Ci sarebbe da dire anche sul prefisso Seric come sinonimo di seta. Perché infatti sericeo anziché  setoso? Dal punto di vista etimologico sarebbe più corretto il secondo. In realtà, etimologicamente parlando, la parola sericeo con la seta non c’entra assolutamente niente, ma c’entra per altri motivi  che rimandano alla storia e alla mitologia. 

Era noto agli antichi greci e romani un popolo che abitava in Asia, in una regione chiamata Serica,  tra gli Altai e il Pamir, il popolo dei Seri o Seres, da qualcuno identificato coi cinesi ma rispetto  ai quali abitavano territori diversi e avevano anche caratteristiche morfologiche diverse. Di statura ben più alta del normale, dalla vita lunghissima, profondamente saggi e frugali, ma soprattutto noti come i primi produttori e commercianti di seta.

E’ noto che la seta non deriva da una pianta, bensì è una fibra tessile prodotta dalle larve di una  falena, il Bombyx mori. I Seri furono i primi a scoprirlo e fu grazie ai loro mitici antenati che i  Greci e i Romani conobbero la seta, di cui questi fiori stupendi riassumono le principali  peculiarità. 

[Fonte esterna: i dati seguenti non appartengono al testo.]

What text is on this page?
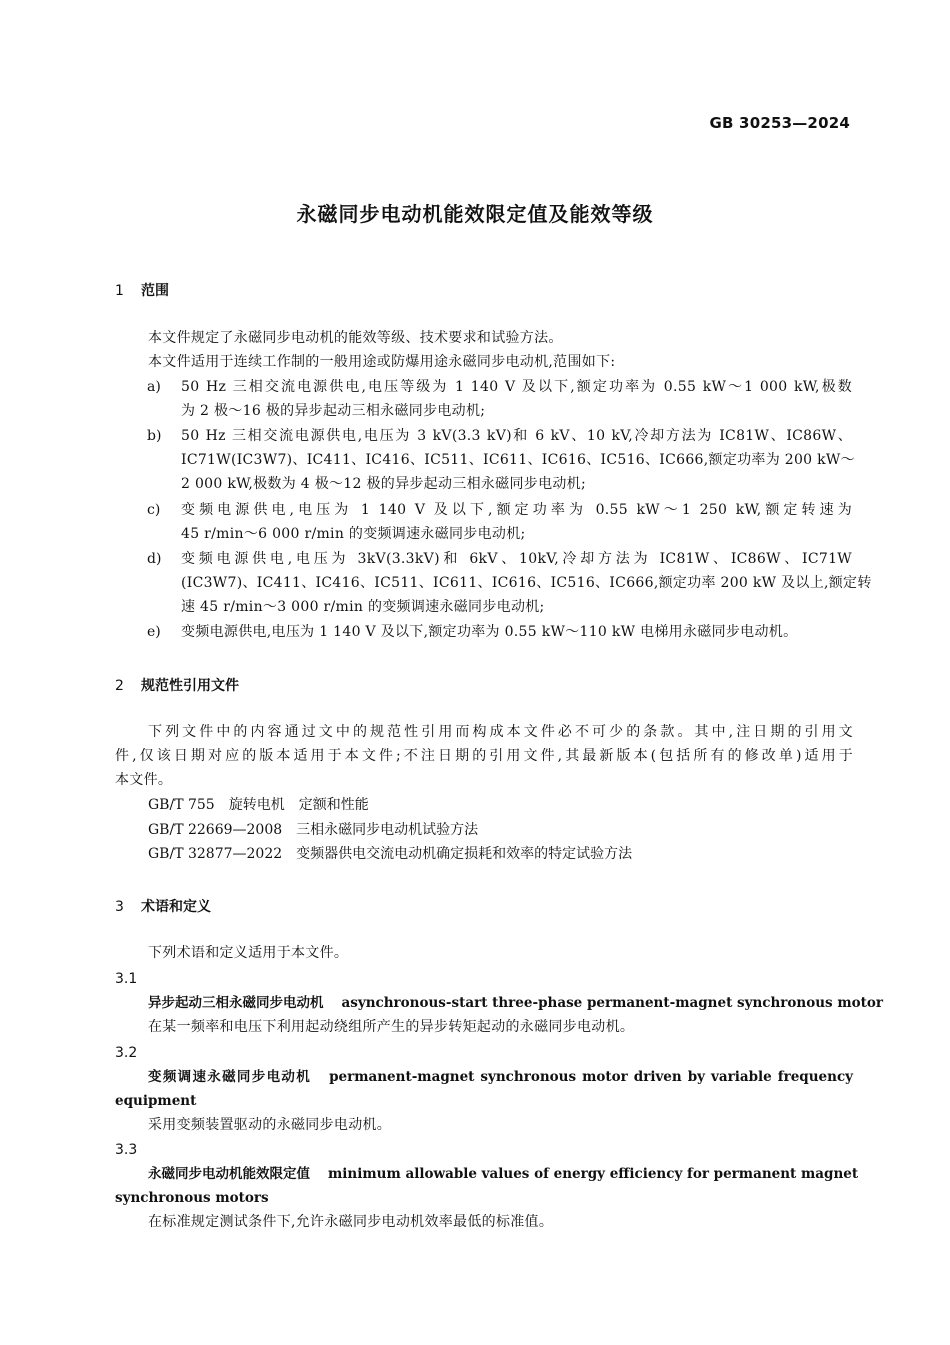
GB 30253—2024
永磁同步电动机能效限定值及能效等级
1 范围
本文件规定了永磁同步电动机的能效等级、技术要求和试验方法。
本文件适用于连续工作制的一般用途或防爆用途永磁同步电动机,范围如下:
a)	50 Hz 三相交流电源供电,电压等级为 1 140 V 及以下,额定功率为 0.55 kW～1 000 kW,极数
为 2 极～16 极的异步起动三相永磁同步电动机;
b)	50 Hz 三相交流电源供电,电压为 3 kV(3.3 kV)和 6 kV、10 kV,冷却方法为 IC81W、IC86W、
IC71W(IC3W7)、IC411、IC416、IC511、IC611、IC616、IC516、IC666,额定功率为 200 kW～
2 000 kW,极数为 4 极～12 极的异步起动三相永磁同步电动机;
c)	变频电源供电,电压为 1 140 V 及以下,额定功率为 0.55 kW～1 250 kW,额定转速为
45 r/min～6 000 r/min 的变频调速永磁同步电动机;
d)	变频电源供电,电压为 3kV(3.3kV)和 6kV、10kV,冷却方法为 IC81W、IC86W、IC71W
(IC3W7)、IC411、IC416、IC511、IC611、IC616、IC516、IC666,额定功率 200 kW 及以上,额定转
速 45 r/min～3 000 r/min 的变频调速永磁同步电动机;
e)	变频电源供电,电压为 1 140 V 及以下,额定功率为 0.55 kW～110 kW 电梯用永磁同步电动机。
2 规范性引用文件
下列文件中的内容通过文中的规范性引用而构成本文件必不可少的条款。其中,注日期的引用文
件,仅该日期对应的版本适用于本文件;不注日期的引用文件,其最新版本(包括所有的修改单)适用于
本文件。
GB/T 755 旋转电机　定额和性能
GB/T 22669—2008 三相永磁同步电动机试验方法
GB/T 32877—2022 变频器供电交流电动机确定损耗和效率的特定试验方法
3 术语和定义
下列术语和定义适用于本文件。
3.1
异步起动三相永磁同步电动机 asynchronous-start three-phase permanent-magnet synchronous motor
在某一频率和电压下利用起动绕组所产生的异步转矩起动的永磁同步电动机。
3.2
变频调速永磁同步电动机 permanent-magnet synchronous motor driven by variable frequency
equipment
采用变频装置驱动的永磁同步电动机。
3.3
永磁同步电动机能效限定值 minimum allowable values of energy efficiency for permanent magnet
synchronous motors
在标准规定测试条件下,允许永磁同步电动机效率最低的标准值。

Ma non è finita qui, Proveniendo dall’Australia si è diffusa a livello spontaneo sulle isole e le coste  occidentali dell’Italia, Lazio escluso, una pianta chiamata Paraserianthes lophantha ssp  lophantha ( Wildd) I.C.Nielsen. Ebbene, scomponendo il primo nome, dal greco, il prefisso sta per  para che significa presso, quindi compare ser che sta per filo di seta e quindi questa volta sì il  termine anthos che sta per fiore per cui ne deriva il significato di pianta dai fiori simili a fili di seta. Non solo, il nome di specie lophantha a sua volta deriva dal greco lophos che significa ciuffo, cresta o pennacchio e ancora anthos che sappiamo già che significa fiore. Quindi fiore con  pennacchio, con la cresta di piume dalle caratteristiche della seta. 

I fiori, in questo caso gialli, stanno a svelarci quanto la natura, incrociando il mondo, sa creare di  meraviglioso ed avvincente, stimolando la fantasia, anche solo a parlare di un fine piumaggio. 

Non si può quindi non cogliere la similarità del fiore con quello dell’ultima pianta da me trattata, il  Cotinus coggygria Scop, o Albero della nebbia, la cui singolarità non è data però dagli stami, ma da peli piumosi che emergono nello sviluppo.  

Concludendo, non rimane a questo punto che soffermarsi in religiosa contemplazione (foto 7,8,9).